BC Lions athletes bring a message of anti-violence to Kitimat

The Be More than a Bystander program encourages people to stand against violence against women.

Sharing a message of solidarity against violence against women, two BC Lions athletes took to Kitimat as part of the Be More Than a Bystander program.

The Lions, Travis Lulay and Rolly Lumbala, were given a warm Kitimat welcome with a breakfast at the fire hall where community members were introduced to the program through a video presentation.

But the real meat of their visit came from their trip to Mount Elizabeth Middle Secondary School where they put their message to those who would most eagerly hear it, students.

Following speaking to an auditorium of students, the two athletes held a workshop directly with a smaller group of students after.

Kitimat students, they report, were very smart and engaging with the subject matter.
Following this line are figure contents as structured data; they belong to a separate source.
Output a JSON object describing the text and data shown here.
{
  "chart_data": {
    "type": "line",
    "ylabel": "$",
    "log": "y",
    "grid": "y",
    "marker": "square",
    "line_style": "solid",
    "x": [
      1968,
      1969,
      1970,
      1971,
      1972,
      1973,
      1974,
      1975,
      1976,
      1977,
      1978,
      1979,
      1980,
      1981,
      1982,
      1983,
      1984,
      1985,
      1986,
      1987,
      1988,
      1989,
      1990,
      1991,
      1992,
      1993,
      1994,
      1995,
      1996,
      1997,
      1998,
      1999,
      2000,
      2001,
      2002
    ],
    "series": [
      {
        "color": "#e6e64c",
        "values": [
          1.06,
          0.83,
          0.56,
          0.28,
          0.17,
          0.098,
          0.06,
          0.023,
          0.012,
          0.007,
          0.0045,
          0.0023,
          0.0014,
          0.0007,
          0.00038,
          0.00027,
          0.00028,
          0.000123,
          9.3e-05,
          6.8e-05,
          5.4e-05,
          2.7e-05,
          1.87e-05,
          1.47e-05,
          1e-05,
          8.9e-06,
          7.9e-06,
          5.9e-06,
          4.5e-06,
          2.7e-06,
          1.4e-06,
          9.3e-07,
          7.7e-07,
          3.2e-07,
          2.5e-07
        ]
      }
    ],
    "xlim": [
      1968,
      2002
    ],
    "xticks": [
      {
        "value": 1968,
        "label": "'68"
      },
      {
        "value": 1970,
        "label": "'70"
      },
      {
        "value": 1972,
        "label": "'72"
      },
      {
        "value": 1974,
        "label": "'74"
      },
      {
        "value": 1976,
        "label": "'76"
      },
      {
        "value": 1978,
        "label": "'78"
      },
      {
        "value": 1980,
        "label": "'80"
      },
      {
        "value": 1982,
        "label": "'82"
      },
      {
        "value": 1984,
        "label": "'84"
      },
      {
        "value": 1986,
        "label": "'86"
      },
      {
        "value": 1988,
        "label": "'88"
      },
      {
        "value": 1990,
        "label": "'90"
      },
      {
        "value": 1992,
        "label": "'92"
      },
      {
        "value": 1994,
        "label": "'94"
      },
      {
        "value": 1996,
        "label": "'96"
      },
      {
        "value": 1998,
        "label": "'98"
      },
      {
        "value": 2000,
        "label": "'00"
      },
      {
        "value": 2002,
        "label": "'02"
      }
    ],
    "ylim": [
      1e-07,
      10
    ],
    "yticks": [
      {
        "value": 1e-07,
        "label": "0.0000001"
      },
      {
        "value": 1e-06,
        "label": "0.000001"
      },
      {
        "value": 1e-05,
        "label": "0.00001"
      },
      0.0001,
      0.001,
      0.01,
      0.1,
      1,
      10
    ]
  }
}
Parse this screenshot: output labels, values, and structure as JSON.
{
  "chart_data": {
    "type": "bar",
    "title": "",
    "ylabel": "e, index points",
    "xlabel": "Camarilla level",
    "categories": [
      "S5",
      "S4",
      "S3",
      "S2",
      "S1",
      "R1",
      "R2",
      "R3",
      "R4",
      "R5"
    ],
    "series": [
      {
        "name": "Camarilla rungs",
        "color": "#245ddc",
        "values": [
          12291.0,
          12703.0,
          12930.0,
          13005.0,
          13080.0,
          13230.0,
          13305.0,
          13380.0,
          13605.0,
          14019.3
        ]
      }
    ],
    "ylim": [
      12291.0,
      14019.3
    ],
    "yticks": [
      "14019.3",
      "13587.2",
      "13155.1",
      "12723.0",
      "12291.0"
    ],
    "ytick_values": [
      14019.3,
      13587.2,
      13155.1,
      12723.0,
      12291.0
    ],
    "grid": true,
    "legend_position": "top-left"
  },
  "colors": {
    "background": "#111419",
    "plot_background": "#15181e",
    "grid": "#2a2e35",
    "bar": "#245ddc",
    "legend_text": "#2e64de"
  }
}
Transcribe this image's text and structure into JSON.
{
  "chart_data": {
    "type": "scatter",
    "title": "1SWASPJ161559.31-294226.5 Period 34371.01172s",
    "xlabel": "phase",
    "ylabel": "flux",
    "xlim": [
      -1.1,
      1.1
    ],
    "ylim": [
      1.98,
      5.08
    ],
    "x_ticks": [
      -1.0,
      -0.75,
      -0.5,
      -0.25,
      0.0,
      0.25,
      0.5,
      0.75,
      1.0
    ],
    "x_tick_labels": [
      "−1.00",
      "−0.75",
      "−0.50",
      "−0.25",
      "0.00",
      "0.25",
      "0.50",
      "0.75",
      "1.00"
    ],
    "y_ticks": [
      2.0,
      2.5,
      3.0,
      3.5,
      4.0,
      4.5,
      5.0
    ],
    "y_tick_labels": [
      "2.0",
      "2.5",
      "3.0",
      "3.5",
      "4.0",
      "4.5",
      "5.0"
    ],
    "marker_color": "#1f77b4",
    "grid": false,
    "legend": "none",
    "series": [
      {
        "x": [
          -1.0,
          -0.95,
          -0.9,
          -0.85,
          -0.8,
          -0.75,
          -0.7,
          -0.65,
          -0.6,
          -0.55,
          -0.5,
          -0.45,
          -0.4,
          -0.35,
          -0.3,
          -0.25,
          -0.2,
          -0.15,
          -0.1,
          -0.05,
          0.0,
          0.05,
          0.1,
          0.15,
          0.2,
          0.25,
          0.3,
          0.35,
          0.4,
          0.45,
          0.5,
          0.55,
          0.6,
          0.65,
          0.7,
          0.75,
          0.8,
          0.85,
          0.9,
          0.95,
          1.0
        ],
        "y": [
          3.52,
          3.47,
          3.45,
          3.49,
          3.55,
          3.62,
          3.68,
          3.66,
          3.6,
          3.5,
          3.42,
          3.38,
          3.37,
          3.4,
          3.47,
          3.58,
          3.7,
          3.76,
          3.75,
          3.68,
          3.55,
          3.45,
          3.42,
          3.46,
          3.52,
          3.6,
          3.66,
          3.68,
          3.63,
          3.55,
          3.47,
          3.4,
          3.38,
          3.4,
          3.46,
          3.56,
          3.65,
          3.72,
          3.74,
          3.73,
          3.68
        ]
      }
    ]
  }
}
“You can tell they [students] were very attentive, dialed in,” Lulay said, especially about the smaller ‘break out’ session.  “These break-out sessions, typically they’re only as good as the kids allow it to be, just with their involvement and feedback and their willingness to contribute to the group discussion and these guys were great.”

Lumbala said all the kids were really engaging to the conversation

“The support from the whole community…you can see so many people on board and wanted to get the message across,” he said.

Both say that since the advent of the program in 2011, the culture even in the locker room of the BC Lions has changed.

“We’re so desentized to a lot of the stuff that goes on around us that often times we found ourselves not even thinking about these issues, especially people who it hasn’t somehow directly impacted their lives,” said Lulay.

He said the approach of the program is to give people tools even if they aren’t the perpetrator of gender violence.

“Respect one another but also the women in our lives. That’s the kind of culture we try to create among the football club. And you can see, absolutely, that…we’re kind of like the police in the locker room. I would say the culture has changed, definitely,” said Lumbala.

Among the tools they teach to students is simply to try changing the subject or telling a joke in a way that helps draw attention to someone perhaps acting inappropriately that their behaviour is not acceptable. Stopping someone from speaking in offensive ways to women could help curb future physical violence.

“We hope to give these guys some real options,” said Lulay.

While the message is universal, they acknowledge their position as football players helps them reach their audience.

“It gets a foot in the door to at least get their attention for a period of time,” said Lumbala.